Афоня с улыбкой глянул на пасмурные лица своих гостей.

— Ну что, перетрухали, галчата, думали я вас уже сдал?

— Было дело, — признался Кежа.

— Плохо ты о старике думаешь, — сказал Афоня и тяжело хромая рассадил по клеткам голубей, а затем откуда-то из-за дивана достал початую бутылку водки и свой традиционный джентльменский набор: булку хлеба и банку кильки. Нарезая хлеб, он спросил Кежу: — Чем же это ты так прогневал своего старого друга? Вон сколько их за тобой гоняется?

— Да ввязался я тут в одну историю, — признался Игорь, принимая из рук старика стакан с водкой. Под выпивку разговор пошел хорошо, и Кижаев неожиданно для себя рассказал старику всю свою глупую историю.
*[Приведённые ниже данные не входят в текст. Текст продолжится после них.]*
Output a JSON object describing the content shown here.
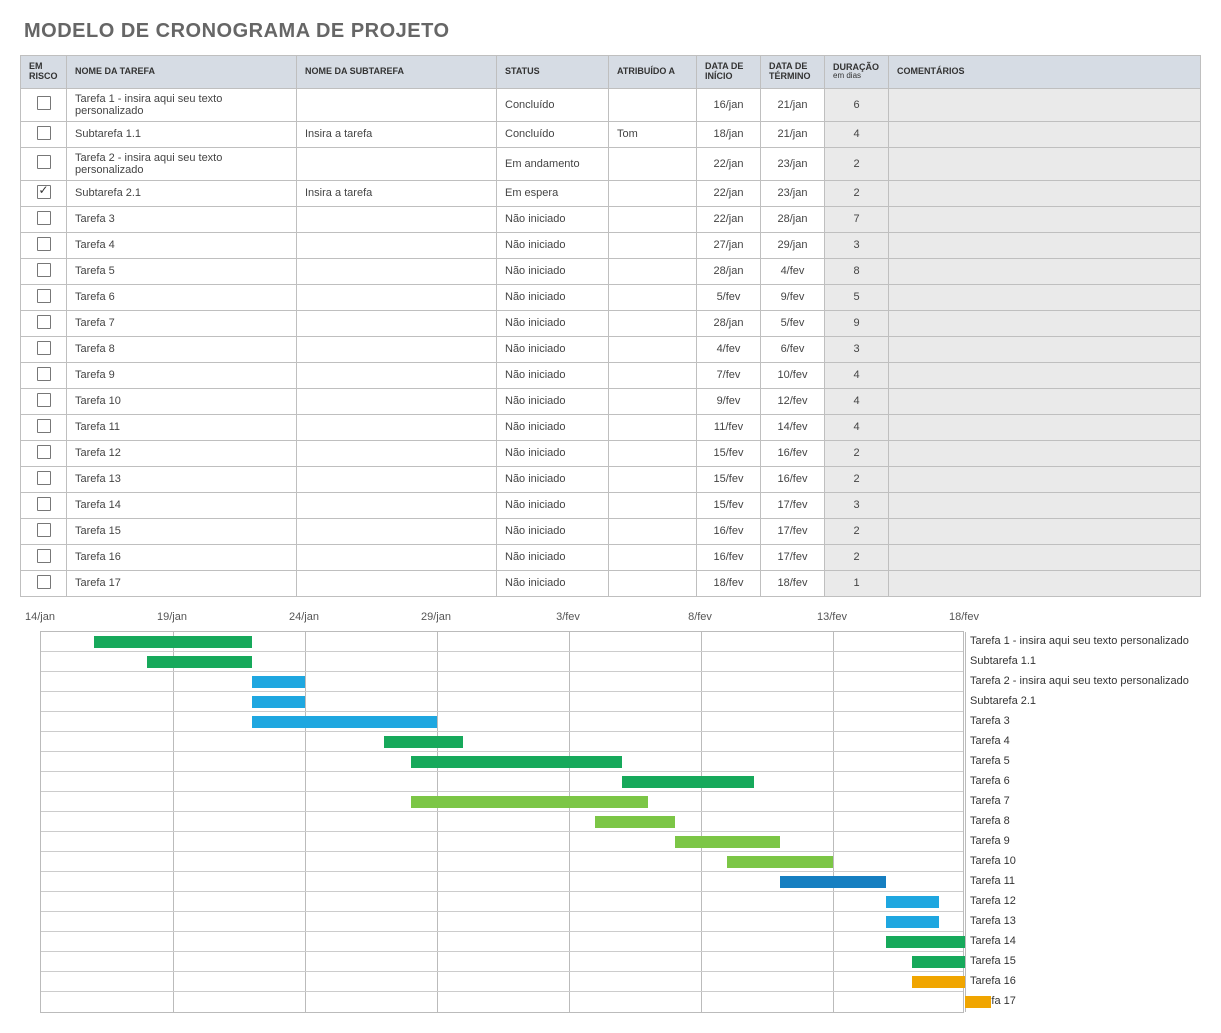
{
  "title": "MODELO DE CRONOGRAMA DE PROJETO",
  "headers": {
    "risk": "EM RISCO",
    "task": "NOME DA TAREFA",
    "subtask": "NOME DA SUBTAREFA",
    "status": "STATUS",
    "assigned": "ATRIBUÍDO A",
    "start": "DATA DE INÍCIO",
    "end": "DATA DE TÉRMINO",
    "duration": "DURAÇÃO",
    "duration_sub": "em dias",
    "comments": "COMENTÁRIOS"
  },
  "rows": [
    {
      "risk": false,
      "task": "Tarefa 1 - insira aqui seu texto personalizado",
      "subtask": "",
      "status": "Concluído",
      "assigned": "",
      "start": "16/jan",
      "end": "21/jan",
      "duration": "6",
      "comment": ""
    },
    {
      "risk": false,
      "task": "Subtarefa 1.1",
      "subtask": "Insira a tarefa",
      "status": "Concluído",
      "assigned": "Tom",
      "start": "18/jan",
      "end": "21/jan",
      "duration": "4",
      "comment": ""
    },
    {
      "risk": false,
      "task": "Tarefa 2 - insira aqui seu texto personalizado",
      "subtask": "",
      "status": "Em andamento",
      "assigned": "",
      "start": "22/jan",
      "end": "23/jan",
      "duration": "2",
      "comment": ""
    },
    {
      "risk": true,
      "task": "Subtarefa 2.1",
      "subtask": "Insira a tarefa",
      "status": "Em espera",
      "assigned": "",
      "start": "22/jan",
      "end": "23/jan",
      "duration": "2",
      "comment": ""
    },
    {
      "risk": false,
      "task": "Tarefa 3",
      "subtask": "",
      "status": "Não iniciado",
      "assigned": "",
      "start": "22/jan",
      "end": "28/jan",
      "duration": "7",
      "comment": ""
    },
    {
      "risk": false,
      "task": "Tarefa 4",
      "subtask": "",
      "status": "Não iniciado",
      "assigned": "",
      "start": "27/jan",
      "end": "29/jan",
      "duration": "3",
      "comment": ""
    },
    {
      "risk": false,
      "task": "Tarefa 5",
      "subtask": "",
      "status": "Não iniciado",
      "assigned": "",
      "start": "28/jan",
      "end": "4/fev",
      "duration": "8",
      "comment": ""
    },
    {
      "risk": false,
      "task": "Tarefa 6",
      "subtask": "",
      "status": "Não iniciado",
      "assigned": "",
      "start": "5/fev",
      "end": "9/fev",
      "duration": "5",
      "comment": ""
    },
    {
      "risk": false,
      "task": "Tarefa 7",
      "subtask": "",
      "status": "Não iniciado",
      "assigned": "",
      "start": "28/jan",
      "end": "5/fev",
      "duration": "9",
      "comment": ""
    },
    {
      "risk": false,
      "task": "Tarefa 8",
      "subtask": "",
      "status": "Não iniciado",
      "assigned": "",
      "start": "4/fev",
      "end": "6/fev",
      "duration": "3",
      "comment": ""
    },
    {
      "risk": false,
      "task": "Tarefa 9",
      "subtask": "",
      "status": "Não iniciado",
      "assigned": "",
      "start": "7/fev",
      "end": "10/fev",
      "duration": "4",
      "comment": ""
    },
    {
      "risk": false,
      "task": "Tarefa 10",
      "subtask": "",
      "status": "Não iniciado",
      "assigned": "",
      "start": "9/fev",
      "end": "12/fev",
      "duration": "4",
      "comment": ""
    },
    {
      "risk": false,
      "task": "Tarefa 11",
      "subtask": "",
      "status": "Não iniciado",
      "assigned": "",
      "start": "11/fev",
      "end": "14/fev",
      "duration": "4",
      "comment": ""
    },
    {
      "risk": false,
      "task": "Tarefa 12",
      "subtask": "",
      "status": "Não iniciado",
      "assigned": "",
      "start": "15/fev",
      "end": "16/fev",
      "duration": "2",
      "comment": ""
    },
    {
      "risk": false,
      "task": "Tarefa 13",
      "subtask": "",
      "status": "Não iniciado",
      "assigned": "",
      "start": "15/fev",
      "end": "16/fev",
      "duration": "2",
      "comment": ""
    },
    {
      "risk": false,
      "task": "Tarefa 14",
      "subtask": "",
      "status": "Não iniciado",
      "assigned": "",
      "start": "15/fev",
      "end": "17/fev",
      "duration": "3",
      "comment": ""
    },
    {
      "risk": false,
      "task": "Tarefa 15",
      "subtask": "",
      "status": "Não iniciado",
      "assigned": "",
      "start": "16/fev",
      "end": "17/fev",
      "duration": "2",
      "comment": ""
    },
    {
      "risk": false,
      "task": "Tarefa 16",
      "subtask": "",
      "status": "Não iniciado",
      "assigned": "",
      "start": "16/fev",
      "end": "17/fev",
      "duration": "2",
      "comment": ""
    },
    {
      "risk": false,
      "task": "Tarefa 17",
      "subtask": "",
      "status": "Não iniciado",
      "assigned": "",
      "start": "18/fev",
      "end": "18/fev",
      "duration": "1",
      "comment": ""
    }
  ],
  "chart_data": {
    "type": "bar",
    "title": "",
    "xlabel": "",
    "ylabel": "",
    "x_axis_ticks": [
      "14/jan",
      "19/jan",
      "24/jan",
      "29/jan",
      "3/fev",
      "8/fev",
      "13/fev",
      "18/fev"
    ],
    "x_domain_days": {
      "start_day": 14,
      "end_day": 49
    },
    "series": [
      {
        "name": "Tarefa 1 - insira aqui seu texto personalizado",
        "start_day": 16,
        "duration": 6,
        "color": "#17a95b"
      },
      {
        "name": "Subtarefa 1.1",
        "start_day": 18,
        "duration": 4,
        "color": "#17a95b"
      },
      {
        "name": "Tarefa 2 - insira aqui seu texto personalizado",
        "start_day": 22,
        "duration": 2,
        "color": "#1fa7e0"
      },
      {
        "name": "Subtarefa 2.1",
        "start_day": 22,
        "duration": 2,
        "color": "#1fa7e0"
      },
      {
        "name": "Tarefa 3",
        "start_day": 22,
        "duration": 7,
        "color": "#1fa7e0"
      },
      {
        "name": "Tarefa 4",
        "start_day": 27,
        "duration": 3,
        "color": "#17a95b"
      },
      {
        "name": "Tarefa 5",
        "start_day": 28,
        "duration": 8,
        "color": "#17a95b"
      },
      {
        "name": "Tarefa 6",
        "start_day": 36,
        "duration": 5,
        "color": "#17a95b"
      },
      {
        "name": "Tarefa 7",
        "start_day": 28,
        "duration": 9,
        "color": "#7cc646"
      },
      {
        "name": "Tarefa 8",
        "start_day": 35,
        "duration": 3,
        "color": "#7cc646"
      },
      {
        "name": "Tarefa 9",
        "start_day": 38,
        "duration": 4,
        "color": "#7cc646"
      },
      {
        "name": "Tarefa 10",
        "start_day": 40,
        "duration": 4,
        "color": "#7cc646"
      },
      {
        "name": "Tarefa 11",
        "start_day": 42,
        "duration": 4,
        "color": "#167fc1"
      },
      {
        "name": "Tarefa 12",
        "start_day": 46,
        "duration": 2,
        "color": "#1fa7e0"
      },
      {
        "name": "Tarefa 13",
        "start_day": 46,
        "duration": 2,
        "color": "#1fa7e0"
      },
      {
        "name": "Tarefa 14",
        "start_day": 46,
        "duration": 3,
        "color": "#17a95b"
      },
      {
        "name": "Tarefa 15",
        "start_day": 47,
        "duration": 2,
        "color": "#17a95b"
      },
      {
        "name": "Tarefa 16",
        "start_day": 47,
        "duration": 2,
        "color": "#f0a500"
      },
      {
        "name": "Tarefa 17",
        "start_day": 49,
        "duration": 1,
        "color": "#f0a500"
      }
    ]
  }
}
— Да, с бабами лучше не связываться, одна беда от них, — вынес свой вердикт старый женоненавистник. — Бизон сейчас, после смерти Нечая, самый крутой волчара в городе. За какую-то неделю власть в городе подобрал. Зяму и Фугаса грохнул, Славика и Гуся под себя подмял. Уже лет десять, как с тюряги пришел, так и кувыркается, как хочет, и менты ничего с ним сделать не могут.

— А за что он сидел? — спросил Игорь.

— А ты разве не помнишь? При тебе еще должно было быть. Как раз после того штурма милиции, что ты тогда организовал, он одного мента из обреза замочил.

Лицо Кижаева поневоле вытянулось.

— Постой, как это замочил? Ведь тогда не он стрелял. Совсем не он.

— А кто?

— Как кто, Антон.

— Федосеев?!

— Ну да.

— А ты откуда это знаешь?

Кежа усмехнулся.

— Как мне то этого не знать? Мы же тогда все втроём от него отрывались.

Он поневоле вспомнил то, что старался забыть все эти годы…

…Рвущий легкие бешеный воздух погони, чувство страха и отчаяния одновременно. Они тогда уже пробежали под арку дома на Пионерской, и сзади особенно гулко отозвался крик того милиционера: — Стой! Счас стрелять буду.

И тут же грянул особенно громкий звук выстрела. Кежа, оглянувшись, успел заметить, что пламя выстрела полыхнуло вверх.

— Стреляй, Тошка! Стреляй! — завопил Бизя.

Кежа хотел крикнуть, что не надо, что мент стрелял в воздух, но Тошка уже выдернул из-за пазухи обрез безкурковки, и, направил его в сторону тёмной фигуры преследователя. А тот уже был уже рядом, и когда Антон нажал сразу на обе скобы, Игорю показалось, что пламя порохового заряда пронзило милиционера насквозь. Тело его отбросило назад, и Кежа ни на секунду не сомневался, что он уже мёртв. Он сам заряжал эти патроны крупной дробью. На несколько секунд все оцепенели, потом Бизя отчаянно крикнул: — Айда, линяем!